Indeed as said above we do get the Seiberg-Witten curve from M-theory. To do this we need to consider the following brane setup in type IIA strings:

Consider $x_0, \ldots, x_{10}$ and put $M$ $NS5$-branes in $x_0, \ldots, x_5$ and $N$ $D4$-branes in $x_0, x_1, x_2, x_3, x_6 $ (and $x_{10}$ in the M-theory setup this updates to an $M5$-brane) where the $N$ $D4$-branes are suspended between the $M$ $NS$5- branes. Then introduce $2N$ flavor branes attached to those $NS5$-branes sitting in the outermost of the configuration and extended to infinity.The resulting theory is a $d=4$ $\mathcal{N}=2$ $SU(N)^{M-1}$ gauge theory (which asymptotically is conformal). $U(1)_R$ symmetry is realized by a rotation between the $x_4$ and $x_5$ while the $SU(2)_R$ one is realized by the rotation of the $x_7,x_8$ and $x_9$. The configuration I described above is a string/gauge theory interpretation. Now if we take the tension of the branes into account, the configuration has to be modified to include the quantum effects. We can uplift this configuration to M-theory (introducing a circle $x_{10}$) and minimizing the world volume of the corresponding $M5$-brane (ex-$D4$) under fixed boundary condition will yield the Seiberg-Witten curve. This curve describes a dimension two subsurface inside the space spanned by the coordinates $x_{4},x_5, x_6,x_{10}$. Now, one is not limited to a $d=4$ theory.
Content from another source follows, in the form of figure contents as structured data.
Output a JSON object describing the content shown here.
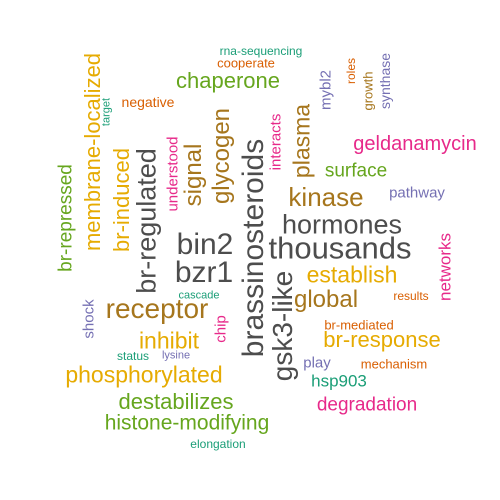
{
  "palette": {
    "gray": "#4d4d4d",
    "brown": "#a6761d",
    "green": "#66a61e",
    "pink": "#e7298a",
    "orange": "#d95f02",
    "teal": "#1b9e77",
    "purple": "#7570b3",
    "gold": "#e6ab02"
  },
  "words": [
    {
      "text": "brassinosteroids",
      "color": "gray",
      "vertical": true
    },
    {
      "text": "thousands",
      "color": "gray",
      "vertical": false
    },
    {
      "text": "bin2",
      "color": "gray",
      "vertical": false
    },
    {
      "text": "bzr1",
      "color": "gray",
      "vertical": false
    },
    {
      "text": "gsk3-like",
      "color": "gray",
      "vertical": true
    },
    {
      "text": "br-regulated",
      "color": "gray",
      "vertical": true
    },
    {
      "text": "hormones",
      "color": "gray",
      "vertical": false
    },
    {
      "text": "receptor",
      "color": "brown",
      "vertical": false
    },
    {
      "text": "kinase",
      "color": "brown",
      "vertical": false
    },
    {
      "text": "global",
      "color": "brown",
      "vertical": false
    },
    {
      "text": "glycogen",
      "color": "brown",
      "vertical": true
    },
    {
      "text": "signal",
      "color": "brown",
      "vertical": true
    },
    {
      "text": "plasma",
      "color": "brown",
      "vertical": true
    },
    {
      "text": "membrane-localized",
      "color": "gold",
      "vertical": true
    },
    {
      "text": "br-induced",
      "color": "gold",
      "vertical": true
    },
    {
      "text": "phosphorylated",
      "color": "gold",
      "vertical": false
    },
    {
      "text": "inhibit",
      "color": "gold",
      "vertical": false
    },
    {
      "text": "establish",
      "color": "gold",
      "vertical": false
    },
    {
      "text": "br-response",
      "color": "gold",
      "vertical": false
    },
    {
      "text": "chaperone",
      "color": "green",
      "vertical": false
    },
    {
      "text": "surface",
      "color": "green",
      "vertical": false
    },
    {
      "text": "destabilizes",
      "color": "green",
      "vertical": false
    },
    {
      "text": "histone-modifying",
      "color": "green",
      "vertical": false
    },
    {
      "text": "br-repressed",
      "color": "green",
      "vertical": true
    },
    {
      "text": "geldanamycin",
      "color": "pink",
      "vertical": false
    },
    {
      "text": "degradation",
      "color": "pink",
      "vertical": false
    },
    {
      "text": "networks",
      "color": "pink",
      "vertical": true
    },
    {
      "text": "interacts",
      "color": "pink",
      "vertical": true
    },
    {
      "text": "understood",
      "color": "pink",
      "vertical": true
    },
    {
      "text": "chip",
      "color": "pink",
      "vertical": true
    },
    {
      "text": "hsp903",
      "color": "teal",
      "vertical": false
    },
    {
      "text": "pathway",
      "color": "purple",
      "vertical": false
    },
    {
      "text": "play",
      "color": "purple",
      "vertical": false
    },
    {
      "text": "mybl2",
      "color": "purple",
      "vertical": true
    },
    {
      "text": "synthase",
      "color": "purple",
      "vertical": true
    },
    {
      "text": "shock",
      "color": "purple",
      "vertical": true
    },
    {
      "text": "negative",
      "color": "orange",
      "vertical": false
    },
    {
      "text": "cooperate",
      "color": "orange",
      "vertical": false
    },
    {
      "text": "br-mediated",
      "color": "orange",
      "vertical": false
    },
    {
      "text": "mechanism",
      "color": "orange",
      "vertical": false
    },
    {
      "text": "results",
      "color": "orange",
      "vertical": false
    },
    {
      "text": "roles",
      "color": "orange",
      "vertical": true
    },
    {
      "text": "growth",
      "color": "brown",
      "vertical": true
    },
    {
      "text": "rna-sequencing",
      "color": "teal",
      "vertical": false
    },
    {
      "text": "target",
      "color": "teal",
      "vertical": true
    },
    {
      "text": "cascade",
      "color": "teal",
      "vertical": false
    },
    {
      "text": "status",
      "color": "teal",
      "vertical": false
    },
    {
      "text": "lysine",
      "color": "purple",
      "vertical": false
    },
    {
      "text": "elongation",
      "color": "teal",
      "vertical": false
    }
  ]
}
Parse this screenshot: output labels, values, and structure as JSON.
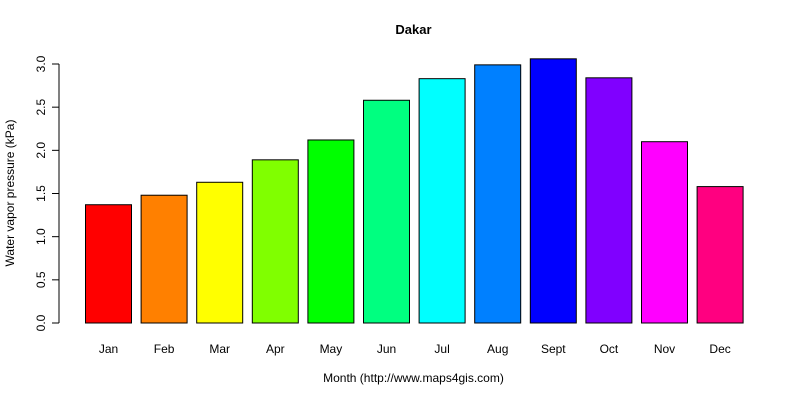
{
  "chart_data": {
    "type": "bar",
    "title": "Dakar",
    "xlabel": "Month (http://www.maps4gis.com)",
    "ylabel": "Water vapor pressure (kPa)",
    "categories": [
      "Jan",
      "Feb",
      "Mar",
      "Apr",
      "May",
      "Jun",
      "Jul",
      "Aug",
      "Sept",
      "Oct",
      "Nov",
      "Dec"
    ],
    "values": [
      1.37,
      1.48,
      1.63,
      1.89,
      2.12,
      2.58,
      2.83,
      2.99,
      3.06,
      2.84,
      2.1,
      1.58
    ],
    "colors": [
      "#FF0000",
      "#FF8000",
      "#FFFF00",
      "#80FF00",
      "#00FF00",
      "#00FF80",
      "#00FFFF",
      "#0080FF",
      "#0000FF",
      "#8000FF",
      "#FF00FF",
      "#FF0080"
    ],
    "ylim": [
      0,
      3.0
    ],
    "yticks": [
      "0.0",
      "0.5",
      "1.0",
      "1.5",
      "2.0",
      "2.5",
      "3.0"
    ],
    "grid": false,
    "legend": null
  }
}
It is possible to compactify in the $x_5$ to obtain a $\mathcal{N}=1$ $d=5$ theory. Once we do the compactification we T-dualize along $x_5$ to obtain a system involving $NS$5-branes and $D5$-branes in Type IIB theory. I will stop here but I think this is the reference [hep-th/9706087] to check alongside (alongside Witten's one for $d=4$ theories).